Who might the Leafs get at the deadline? Everyone wants to know. No one actually does. But here’s five guys they won’t get:

Bo Horvat

Horvat would be awesome on the Leafs. There’d be a London area player there again, as there should always be, and he’s legitimately an excellent player. He’s affordable now in the last year of his contract at $5.5 million, cheap for a real top-line forward. He likely grew up a Leafs fan, and it would be a dream come true to go from being the guy who slept on Leafs-patterned sheets to being the guy wearing the jersey.

And that’s why he’s not going to come to Toronto. He’s 28 in three months, which means he’s just too close in age to John Tavares. If the Leafs didn’t have Tavares, if they’d been born just a few years farther apart, this might work, but sadly this romance is doomed by bad timing. He will instead go to a team that wants to hand him a monster eight-year contract as soon as the trade is final.

To outbid the teams that can do that, the Leafs would have to pay Giroux to Florida prices which was a guy who could walk into the NHL in Owen Tippett, a first and a third. Then they’d have to pay another second for salary retention and possibly something even more on top of that because the market for Horvat is a lot hotter than it was for Giroux.

Timo Meier

Meier is even better than Horvat, in fact, he’s likely the best forward to be out there at the deadline in some time. He’s a better fit on the Leafs, he can play Leafs hockey, and also add some forechecking power. If you cooked up a player in a vat who is perfect, he’d be it.

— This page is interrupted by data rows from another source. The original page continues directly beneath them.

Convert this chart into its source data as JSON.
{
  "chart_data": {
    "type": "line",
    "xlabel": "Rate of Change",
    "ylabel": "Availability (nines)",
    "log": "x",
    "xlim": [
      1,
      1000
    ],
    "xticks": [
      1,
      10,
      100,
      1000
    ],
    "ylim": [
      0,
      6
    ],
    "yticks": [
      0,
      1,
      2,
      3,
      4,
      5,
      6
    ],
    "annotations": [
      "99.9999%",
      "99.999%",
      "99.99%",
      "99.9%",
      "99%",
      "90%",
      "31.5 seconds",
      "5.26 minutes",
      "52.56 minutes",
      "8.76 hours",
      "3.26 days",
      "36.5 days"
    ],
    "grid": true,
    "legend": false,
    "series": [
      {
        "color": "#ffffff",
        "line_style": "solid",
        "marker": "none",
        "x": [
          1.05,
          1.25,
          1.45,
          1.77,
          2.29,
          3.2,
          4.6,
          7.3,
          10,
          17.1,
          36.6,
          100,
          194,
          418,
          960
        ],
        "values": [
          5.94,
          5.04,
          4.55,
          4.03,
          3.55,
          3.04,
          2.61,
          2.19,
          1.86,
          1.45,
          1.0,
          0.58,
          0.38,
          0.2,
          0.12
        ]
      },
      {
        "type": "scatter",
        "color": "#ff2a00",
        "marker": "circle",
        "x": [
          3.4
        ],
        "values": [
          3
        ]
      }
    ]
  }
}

And he’s not getting traded to the Leafs.

This is the same story as Horvat, only more so. Meier is younger, having just turned 26 in the fall, and he’s an RFA this summer, not a UFA. Everyone has heard by now his qualifying offer is $10 million, which makes it impossible for the Leafs to have him as anything but a pure rental because they’d never qualify him at that amount.

Meier also has a very high salary this year, which makes paying for salary retention very expensive. As just a rental, he’d cost multiple high picks and the top prospects in the system. But that is all moot anyway, because much more so than Horvat, the Sharks are likely to facilitate a trade to a team that has that eight-year monster deal all ready to go. There’s a reason everyone is guessing the Devils.

Erik Karlsson

Like Meier, Erik Karlsson is having such a good year for the Sharks, their lottery odds are pretty bad now. They’d love to trade him. I’m sure Mike Grier dreams about trading him, possibly in a package deal with Marc-Edouard Vlasic.

Karlsson has heaps of points this year, and a lot of his most meaningful contributions to points come with Meier or Tomas Hertl, so before we even laugh loudly at the contact or the cost, there’s that fact to consider. He’s riding a shooting wave not all of his own making.

No one is going to trade for Karlsson without full retention, and that’s the thing Grier thinks about while awake. Which is worse, trading him now and having $5.75 million in dead cap for four more years, or waiting a few years and buying him out. For the Sharks the question is one of how soon will they be good? For Karlsson, it’s reconciling to the fact that his contract is a prison that will keep him on bad teams for the rest of his career. Because the only deal Grier is going to get is as a contract dump to a tanking team in a couple of years.

Jakob Chychrun

If Chychrun was a righty, there might almost be a point to this endless speculation that the Leafs might want him. He isn’t, they don’t, and the acquisition cost would be too much for the risk of what he’s got to offer. His claim to fame is points, mostly power play points, and if it isn’t obvious yet that the Leafs don’t care about points from defenders, I don’t know what to say.

They aren’t messing about with a five forward power play because they’re bored, after all. And you don’t hand Morgan Rielly that contract and then go looking for some other guy to play the top power play unit out of capriciousness.

Nope. Someone with more need for his type of game will do this deal.

Patrick Kane


One they might get: Jake McCabe

I’m really on the fence on this guy. He showed signs of brilliance on the Sabres, he’s been replacement level or worse in Chicago, and it’s the age-old problem of trying to identify potential on bottom feeder teams where players are used way above where they should be. I’m not sure his $4 million cap his is legitimately his value, and he is 29. The Leafs have made one bad defender choice in recent years in Tyson Barrie (Ceci was not a choice, he was a price). And I don’t think Barrie was much more than the only guy they could get. So I actually trust them more than myself to pick defenders. But there’s no way this prospect is exciting.

There’s obviously more players they won’t get than they will. And I do believe the Leafs would be looking for a middle-aged defenceman who can at least be a three or four guy consistently. That might actually be the thing they do in the summer, and if so, then pivoting to putting more cap space into a forward might be the smart move. And no, they won’t trade Kerfoot to make space.